Above all, constitutional progress in the direction which Plaid seeks can only happen with the informed and explicit support of the people of Wales themselves. In that context, I reject the view that because the majority of people in Wales do not currently support the aims of Plaid Cymru, that we should therefore change the aims. Phil Williams used to tell the story of how a man in Bargoed came up to him and said, “If only you’d drop this talk of self-government, Plaid would sweep the Valleys”. But what would we then be for?

I believe that it is the job of any party which has a vision of a different future to seek to lead public opinion on big issues rather than to follow it. Parties which merely follow public opinion all end up saying the same thing, and elections become nothing more than glorified beauty contests. And we would still have hanging and flogging as standard elements of our justice system.

Wednesday, 4 June 2008

Who's the real winner?

When it came to the election of a new leader for Carmarthenshire County Council, Plaid’s group proposed Peter Hughes Griffiths against the incumbent, Meryl Gravell. It is, of course, no surprise that Mrs Gravell won, with the support of the 'Independents' and the Labour Group guaranteed in advance. Only the Plaid group supported Peter in the vote, as might be anticipated.

But the Plaid group insisted on this being a recorded vote, so that the names of all of the councillors who voted for each of the candidates would be recorded, and known to all. It seems that this has caused not a little distress to some of the 'Independent' members of the council.

According to the 'Clecs' column (sorry, not available on-line - you'll have to come to Carmarthenshire and buy a copy!) of the Carmarthen Journal, one of them approached the editor furtively, pleading with him not to publish the list (although I'm delighted that this did not diminish the editor's appetite for publishing the details!). “It would mean,” said the councillor, “that all the people who elected me would see how I voted”.

Indeed. It’s called open democracy. But why would (s)he be so worried?

Firstly, of course, because Peter is well-known and highly respected throughout the county for his work in a variety of arenas, not just his political commitment to Plaid Cymru. Whereas Mrs Gravell is, shall we simply say, not exactly the county's favourite person.

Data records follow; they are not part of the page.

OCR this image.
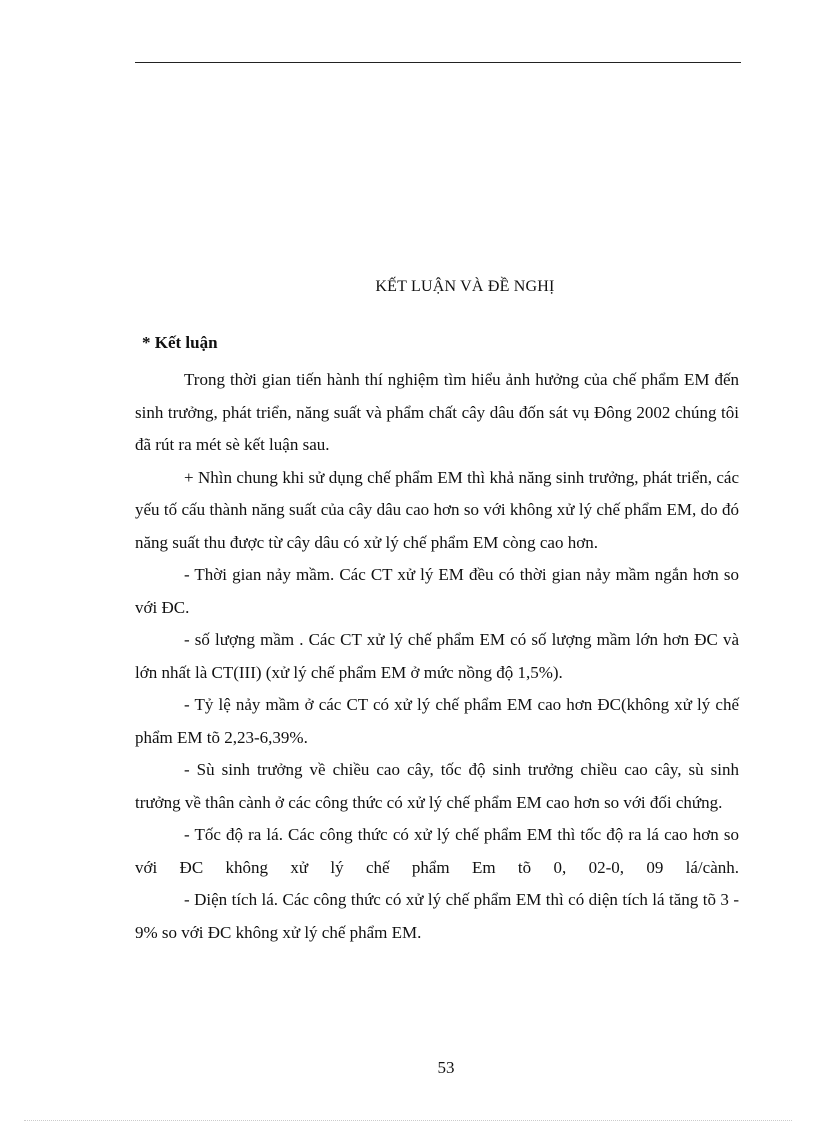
KẾT LUẬN VÀ ĐỀ NGHỊ
* Kết luận

Trong thời gian tiến hành thí nghiệm tìm hiểu ảnh hưởng của chế phẩm EM đến sinh trưởng, phát triển, năng suất và phẩm chất cây dâu đốn sát vụ Đông 2002 chúng tôi đã rút ra mét sè kết luận sau.

+ Nhìn chung khi sử dụng chế phẩm EM thì khả năng sinh trưởng, phát triển, các yếu tố cấu thành năng suất của cây dâu cao hơn so với không xử lý chế phẩm EM, do đó năng suất thu được từ cây dâu có xử lý chế phẩm EM còng cao hơn.

- Thời gian nảy mầm. Các CT xử lý EM đều có thời gian nảy mầm ngắn hơn so với ĐC.

- số lượng mầm . Các CT xử lý chế phẩm EM có số lượng mầm lớn hơn ĐC và lớn nhất là CT(III) (xử lý chế phẩm EM ở mức nồng độ 1,5%).

- Tỷ lệ nảy mầm ở các CT có xử lý chế phẩm EM cao hơn ĐC(không xử lý chế phẩm EM tõ 2,23-6,39%.

- Sù sinh trưởng về chiều cao cây, tốc độ sinh trưởng chiều cao cây, sù sinh trưởng về thân cành ở các công thức có xử lý chế phẩm EM cao hơn so với đối chứng.

- Tốc độ ra lá. Các công thức có xử lý chế phẩm EM thì tốc độ ra lá cao hơn so với ĐC không xử lý chế phẩm Em tõ 0, 02-0, 09 lá/cành.

- Diện tích lá. Các công thức có xử lý chế phẩm EM thì có diện tích lá tăng tõ 3 - 9% so với ĐC không xử lý chế phẩm EM.

53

And secondly, because some of the ‘Independents’ have done their best to convince their electorates that they are really Plaid supporters at heart, and are free to vote in the best interests of their communities.

I can fully understand why they would not want people to know that they voted for Mrs Gravell rather than for Peter. But they have only themselves to blame for the inevitable electoral consequences of their actions.

Tuesday, 3 June 2008

Dib Lemming

That’s the name of a Lib Dem blogger from Pembroke who seems to have gone rather quiet recently. But it’s a catchy title, it suits my purpose here, and, as they say, imitation is the sincerest from of flattery.

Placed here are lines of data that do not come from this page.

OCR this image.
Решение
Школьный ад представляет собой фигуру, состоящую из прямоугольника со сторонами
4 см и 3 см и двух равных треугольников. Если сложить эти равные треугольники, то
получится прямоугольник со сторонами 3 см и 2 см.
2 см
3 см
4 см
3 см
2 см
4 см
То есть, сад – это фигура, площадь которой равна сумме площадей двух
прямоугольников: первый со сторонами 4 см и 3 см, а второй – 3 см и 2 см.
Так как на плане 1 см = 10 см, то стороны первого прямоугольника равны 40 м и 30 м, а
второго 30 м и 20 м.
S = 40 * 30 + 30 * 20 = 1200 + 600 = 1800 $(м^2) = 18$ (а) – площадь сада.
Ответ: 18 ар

For almost a whole week, Carmarthenshire County Council actually contained one Lib Dem councillor. Indeed, the news reports actually suggested that the said councillor had taken his whole party into the coalition which is running the council.

But it turns out to be not as simple as that. After going to all the trouble of getting himself elected under his party’s banner, the county’s sole Lemming promptly signed up for membership of the ‘Independent’ group, and in doing so, effectively renounced his status as a Lib Dem. So the Lib Dems are not signatories to the coalition agreement after all - because they no longer have a group on the council. Every position awarded to the said councillor has been allocated on the basis of his status as a full member of the 'Independent' group.

I doubt that there’s any political grouping in any elected body anywhere in the world which has extinguished itself with quite such alacrity – anybody able to prove me wrong?

The electors in his ward must be wondering why on earth they bothered.